IoT and BIM for automatic performance recording

reading time 5 min

As part of a Digipro project, ALLPLAN is working with three partners to research a system for automatic performance measurement using IoT and BIM. DigiPro focuses on the digitalisation of products, processes and business models in companies.

As part of the German-Dutch INTERREG program Digipro, a project is currently underway that aims to automate performance recording on the construction site using IoT (Internet of Things) and BIM (Building Information Modelling). A consortium of four companies - BuildersMind, mangineers, Nijhuis Bouw B.V. and ALLPLAN - is working on a solution for automated construction site monitoring that documents construction progress in near real time. Promising results have already been achieved in an alpha test phase on two construction sites of Nijhuis Bouw in Enschede 2020.

Technical innovation

The central technical innovation in the project is provided by BuildersMind in the form of a mobile (MACI) tracking box and the BuildersMind core. The MACI box is magnetically attached to a construction machine - in this case the hook of a mobile crane - and collects and transmits movement data from the implement to a monitoring device. The latter merges the data, evaluates it and integrates it into the BIM platform Bimplus in near real time. There, an overlay of the supplied as-built or actual data is automatically created with the planning or target data of a BIM model of the project, which can be used to determine and visualise the current construction progress.



 

Alpha test phase: 65 single-family houses in prefabricated construction

The system has meanwhile been successfully tested in an alpha test phase on the two construction sites "Operahof" and "de Laares" in Enschede, which comprise a total of 65 single-family houses in prefabricated construction. On the planning side, detailed BIM models were created by mangineers in three steps. In the first step, a visualisation of the surroundings and positioning of the buildings was carried out, whereby the zero point and actual geo-coordinates were aligned.

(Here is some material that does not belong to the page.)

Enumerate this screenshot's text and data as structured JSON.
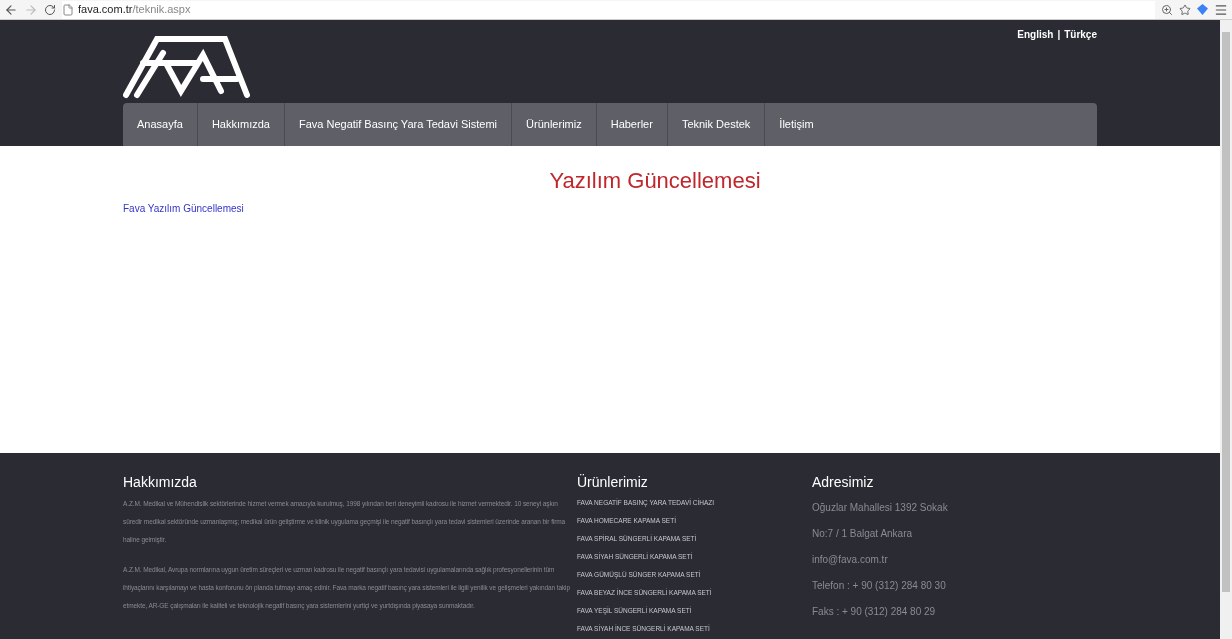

In the second step, a 3D volume model integrated the cubatures of the buildings. In this phase, simple as-built information such as positional data of the work equipment can already be integrated by connecting the BuildersMind system, and initial construction progress information (for example, the number of precast elements installed) can be recorded. In the third step, the 3D volume models were further detailed at storey and component level. These highly detailed models finally form the planning data basis for the automatic construction progress recognitionof the precast element assembly.

AI-based modules for component recognition

In the alpha test phase, the BuildersMind system has already been able to generate several 100,000 data samples per single-family house, with the help of which AI-based modules for component recognition have been trained. The modules in turn deliver specific cognitive services such as construction progress recognition of the prefabricated part assembly. The system is already capable of automatically generating a detailed performance calculation with installed quantities and associated times in near real time. Furthermore, the actual duration of work processes can be derived from this information for recalculations or the validation of effort values.

The information is output via Bimplus to a dashboard where it can be read. This is integrated into the Bimplus BIM Viewer.

In the future, further development of the proof of concept should also make it possible to refine the localisation in the BIM model at component level, integrate a 4D BIM model, perform a near-real-time target/actual comparison and create 4D construction progress forecasts for the precast assembly.